Ну, извини, если обидел. Тогда встречаемся в одиннадцать у входа в больницу. Ты знаешь, где это?
Знаю. В одиннадцать буду.
Володя положил трубку и вернулся к отцу.
Кто это? Голос не молодой. На студента не похож.
Это… — Володя улыбнулся. — Это твой будущий родственник.
Ты, что жениться собираешься?
Есть такое желание.
И когда же?
Не знаю. Надо ещё с соперником разобраться.
Что и соперник имеется?
Имеется. Дело уже к свадьбе подошло. Еле предотвратить успел. Вот теперь с бывшим женихом разберусь, тогда можно и под венец.
А невеста-то согласна?
Кто же её спрашивать будет? Ей деваться некуда: или в ЗАГС, или в петлю.
Круто!
А как ещё? Твоя школа. Да хватит об этом. На чём мы остановились?
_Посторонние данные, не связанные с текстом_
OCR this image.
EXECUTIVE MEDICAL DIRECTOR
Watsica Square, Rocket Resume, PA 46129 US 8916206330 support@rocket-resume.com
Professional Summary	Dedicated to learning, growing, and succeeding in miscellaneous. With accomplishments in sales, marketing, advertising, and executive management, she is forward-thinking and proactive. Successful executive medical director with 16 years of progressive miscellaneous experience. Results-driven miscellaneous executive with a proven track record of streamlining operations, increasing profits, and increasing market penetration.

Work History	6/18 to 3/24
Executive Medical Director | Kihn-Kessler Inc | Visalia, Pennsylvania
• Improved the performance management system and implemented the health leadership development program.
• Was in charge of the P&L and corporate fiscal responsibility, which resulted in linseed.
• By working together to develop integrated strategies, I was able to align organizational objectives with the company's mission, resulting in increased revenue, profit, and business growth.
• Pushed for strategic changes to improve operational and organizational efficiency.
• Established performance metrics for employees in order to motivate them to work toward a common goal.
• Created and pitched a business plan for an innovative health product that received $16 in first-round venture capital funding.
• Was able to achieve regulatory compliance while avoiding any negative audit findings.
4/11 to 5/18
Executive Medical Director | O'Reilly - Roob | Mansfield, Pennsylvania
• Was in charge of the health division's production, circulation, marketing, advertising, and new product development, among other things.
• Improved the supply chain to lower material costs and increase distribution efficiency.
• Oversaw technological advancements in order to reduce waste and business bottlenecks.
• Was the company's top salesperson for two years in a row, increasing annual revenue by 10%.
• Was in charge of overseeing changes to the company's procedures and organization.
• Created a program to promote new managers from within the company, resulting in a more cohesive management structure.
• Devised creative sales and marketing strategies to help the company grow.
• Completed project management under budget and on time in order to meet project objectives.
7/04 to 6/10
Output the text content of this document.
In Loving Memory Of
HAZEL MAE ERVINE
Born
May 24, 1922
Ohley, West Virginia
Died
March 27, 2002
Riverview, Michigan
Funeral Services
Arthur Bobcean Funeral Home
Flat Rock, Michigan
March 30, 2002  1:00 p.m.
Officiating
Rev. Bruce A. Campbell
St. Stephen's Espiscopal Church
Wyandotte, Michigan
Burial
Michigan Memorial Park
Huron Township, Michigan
Да ты меня с такими заявами совсем с мысли сбил. Значит так: Ты открываешь фирму, а лучше не ты, а твоя жена, раз к этому дело подошло. Только фамилию пусть свою оставит. Незачем нашу светить. Я со своей стороны делаю тебе все разрешения, лицензии и прочие бумаги. А ты покупаешь нормальное вооружение, как металлолом и толкаешь его за границу.
Ровно в одиннадцать часов Володя стоял у входа в больницу. Не прошло и минуты, как к нему подошли Катины родители. Отец крепко пожал руку Володе и представил свою жену:
Прошу знакомиться, Нина Фёдоровна, Катина мама.
Очень приятно, — галантно ответил Володя. — Я…
Знаю, знаю, — не дала договорить ему Нина Фёдоровна, — мне муж уже всё про вас рассказал. Вы Катин староста. Я очень рада, что вы захотели навестить Катю. Стоило Кате заболеть, как все её подруги куда-то подевались. Ни одна даже не позвонила. К сожалению, друзей много, когда всё хорошо. А как случится несчастье, так и нет никого.